- Singapuram Location in Tamil Nadu, India Singapuram Singapuram (India)
- Coordinates: 11°37′28″N 78°24′26″E﻿ / ﻿11.62444°N 78.40722°E
- Country: India
- State: Tamil Nadu
- District: Salem
- Taluk: Vazhapadi

Area
- • Total: 12.7 km^{2} (4.9 sq mi)

Population (2011)
- • Total: 6,868
- • Density: 541/km^{2} (1,400/sq mi)
- Time zone: UTC+5:30 (IST)

= Singipuram =

Singapuram is a village in the Vazhapadi taluk of Salem district, in Tamil Nadu, India.

==Geography==
Singapuram is within Vazhapadi taluk, which is in the central part of Salem district. It covers 12.7 km2 of land in the southeastern part of the taluk, near the border with Peddanayakkan Palayam taluk. It is located 3.5 km south of Vazhapadi, the taluk headquarters, 28 km of Salem, the district headquarters, and 260 km of the state capital of Chennai.
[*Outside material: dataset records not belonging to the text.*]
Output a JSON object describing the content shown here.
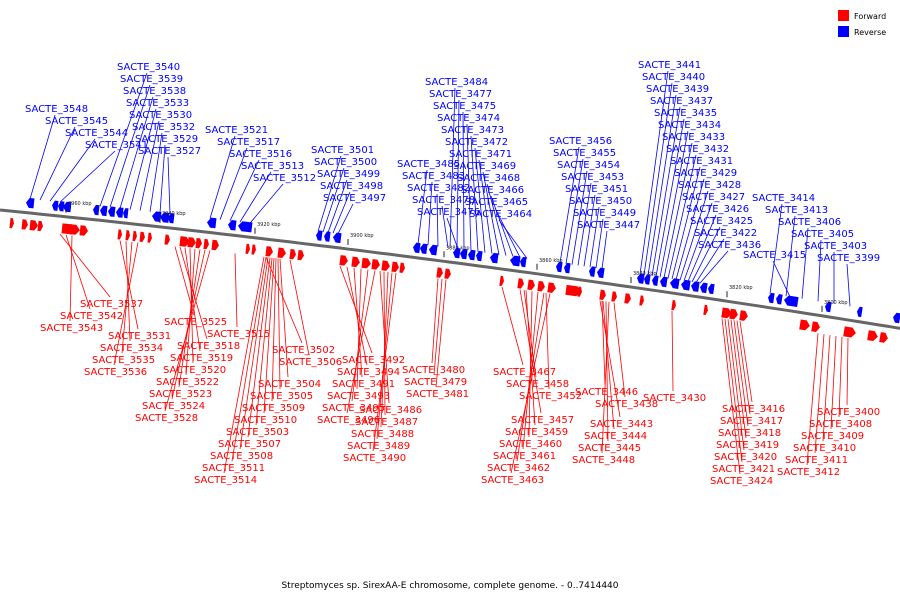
{
  "legend": {
    "forward_label": "Forward",
    "reverse_label": "Reverse",
    "forward_color": "#ff0000",
    "reverse_color": "#0000ff"
  },
  "caption": "Streptomyces sp. SirexAA-E chromosome, complete genome. - 0..7414440",
  "ticks": [
    "3960 kbp",
    "3940 kbp",
    "3920 kbp",
    "3900 kbp",
    "3880 kbp",
    "3860 kbp",
    "3840 kbp",
    "3820 kbp",
    "3800 kbp"
  ],
  "reverse_genes": [
    "SACTE_3548",
    "SACTE_3545",
    "SACTE_3544",
    "SACTE_3541",
    "SACTE_3540",
    "SACTE_3539",
    "SACTE_3538",
    "SACTE_3533",
    "SACTE_3530",
    "SACTE_3532",
    "SACTE_3529",
    "SACTE_3527",
    "SACTE_3521",
    "SACTE_3517",
    "SACTE_3516",
    "SACTE_3513",
    "SACTE_3512",
    "SACTE_3501",
    "SACTE_3500",
    "SACTE_3499",
    "SACTE_3498",
    "SACTE_3497",
    "SACTE_3484",
    "SACTE_3477",
    "SACTE_3475",
    "SACTE_3474",
    "SACTE_3473",
    "SACTE_3472",
    "SACTE_3471",
    "SACTE_3469",
    "SACTE_3468",
    "SACTE_3466",
    "SACTE_3465",
    "SACTE_3464",
    "SACTE_3485",
    "SACTE_3483",
    "SACTE_3482",
    "SACTE_3478",
    "SACTE_3476",
    "SACTE_3456",
    "SACTE_3455",
    "SACTE_3454",
    "SACTE_3453",
    "SACTE_3451",
    "SACTE_3450",
    "SACTE_3449",
    "SACTE_3447",
    "SACTE_3441",
    "SACTE_3440",
    "SACTE_3439",
    "SACTE_3437",
    "SACTE_3435",
    "SACTE_3434",
    "SACTE_3433",
    "SACTE_3432",
    "SACTE_3431",
    "SACTE_3429",
    "SACTE_3428",
    "SACTE_3427",
    "SACTE_3426",
    "SACTE_3425",
    "SACTE_3422",
    "SACTE_3436",
    "SACTE_3414",
    "SACTE_3413",
    "SACTE_3406",
    "SACTE_3405",
    "SACTE_3403",
    "SACTE_3399",
    "SACTE_3415"
  ],
  "forward_genes": [
    "SACTE_3537",
    "SACTE_3542",
    "SACTE_3543",
    "SACTE_3531",
    "SACTE_3534",
    "SACTE_3535",
    "SACTE_3536",
    "SACTE_3525",
    "SACTE_3515",
    "SACTE_3518",
    "SACTE_3519",
    "SACTE_3520",
    "SACTE_3522",
    "SACTE_3523",
    "SACTE_3524",
    "SACTE_3528",
    "SACTE_3502",
    "SACTE_3506",
    "SACTE_3504",
    "SACTE_3505",
    "SACTE_3509",
    "SACTE_3510",
    "SACTE_3503",
    "SACTE_3507",
    "SACTE_3508",
    "SACTE_3511",
    "SACTE_3514",
    "SACTE_3492",
    "SACTE_3494",
    "SACTE_3491",
    "SACTE_3493",
    "SACTE_3495",
    "SACTE_3496",
    "SACTE_3486",
    "SACTE_3487",
    "SACTE_3488",
    "SACTE_3489",
    "SACTE_3490",
    "SACTE_3480",
    "SACTE_3479",
    "SACTE_3481",
    "SACTE_3467",
    "SACTE_3458",
    "SACTE_3452",
    "SACTE_3457",
    "SACTE_3459",
    "SACTE_3460",
    "SACTE_3461",
    "SACTE_3462",
    "SACTE_3463",
    "SACTE_3446",
    "SACTE_3438",
    "SACTE_3443",
    "SACTE_3444",
    "SACTE_3445",
    "SACTE_3448",
    "SACTE_3430",
    "SACTE_3416",
    "SACTE_3417",
    "SACTE_3418",
    "SACTE_3419",
    "SACTE_3420",
    "SACTE_3421",
    "SACTE_3424",
    "SACTE_3400",
    "SACTE_3408",
    "SACTE_3409",
    "SACTE_3410",
    "SACTE_3411",
    "SACTE_3412"
  ]
}
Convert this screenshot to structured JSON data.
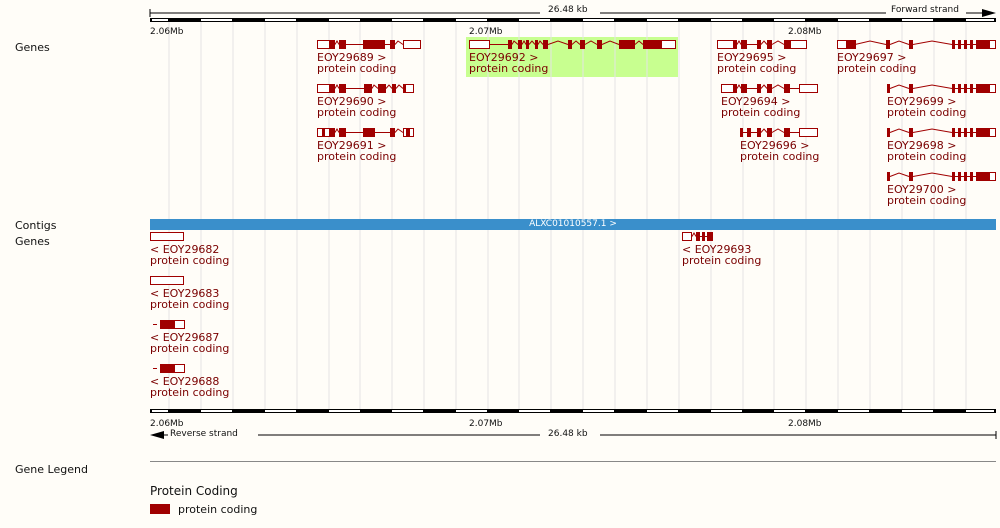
{
  "top_ruler": {
    "span_label": "26.48 kb",
    "strand_label": "Forward strand",
    "ticks": [
      "2.06Mb",
      "2.07Mb",
      "2.08Mb"
    ]
  },
  "bottom_ruler": {
    "span_label": "26.48 kb",
    "strand_label": "Reverse strand",
    "ticks": [
      "2.06Mb",
      "2.07Mb",
      "2.08Mb"
    ]
  },
  "track_labels": {
    "genes_forward": "Genes",
    "contigs": "Contigs",
    "genes_reverse": "Genes",
    "gene_legend": "Gene Legend"
  },
  "contig": {
    "label": "ALXC01010557.1 >"
  },
  "forward_genes": [
    {
      "id": "EOY29689 >",
      "type": "protein coding"
    },
    {
      "id": "EOY29690 >",
      "type": "protein coding"
    },
    {
      "id": "EOY29691 >",
      "type": "protein coding"
    },
    {
      "id": "EOY29692 >",
      "type": "protein coding",
      "highlighted": true
    },
    {
      "id": "EOY29695 >",
      "type": "protein coding"
    },
    {
      "id": "EOY29694 >",
      "type": "protein coding"
    },
    {
      "id": "EOY29696 >",
      "type": "protein coding"
    },
    {
      "id": "EOY29697 >",
      "type": "protein coding"
    },
    {
      "id": "EOY29699 >",
      "type": "protein coding"
    },
    {
      "id": "EOY29698 >",
      "type": "protein coding"
    },
    {
      "id": "EOY29700 >",
      "type": "protein coding"
    }
  ],
  "reverse_genes": [
    {
      "id": "< EOY29682",
      "type": "protein coding"
    },
    {
      "id": "< EOY29683",
      "type": "protein coding"
    },
    {
      "id": "< EOY29687",
      "type": "protein coding"
    },
    {
      "id": "< EOY29688",
      "type": "protein coding"
    },
    {
      "id": "< EOY29693",
      "type": "protein coding"
    }
  ],
  "legend": {
    "section_title": "Protein Coding",
    "item_label": "protein coding",
    "item_color": "#a00000"
  },
  "colors": {
    "exon": "#a00000",
    "highlight": "#c8ff90",
    "contig": "#3a8fcb"
  }
}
Singapuram is within the drainage basin of the Vellar River, and the Singapuram River, a tributary of the Vellar, flows past the town during the wet season.

==Demographics==
In 2011 Singapuram had a population of 6,868 people living in 1,841 households. 3,428 (49.91%) of the inhabitants were male, while 3,440 (50.09%) were female. 708 children in the town, about 10% of the population, were at or below the age of 6. The literacy rate in the town was 65.6%. Scheduled Castes and Scheduled Tribes accounted for 12.8% and 0% of the population, respectively.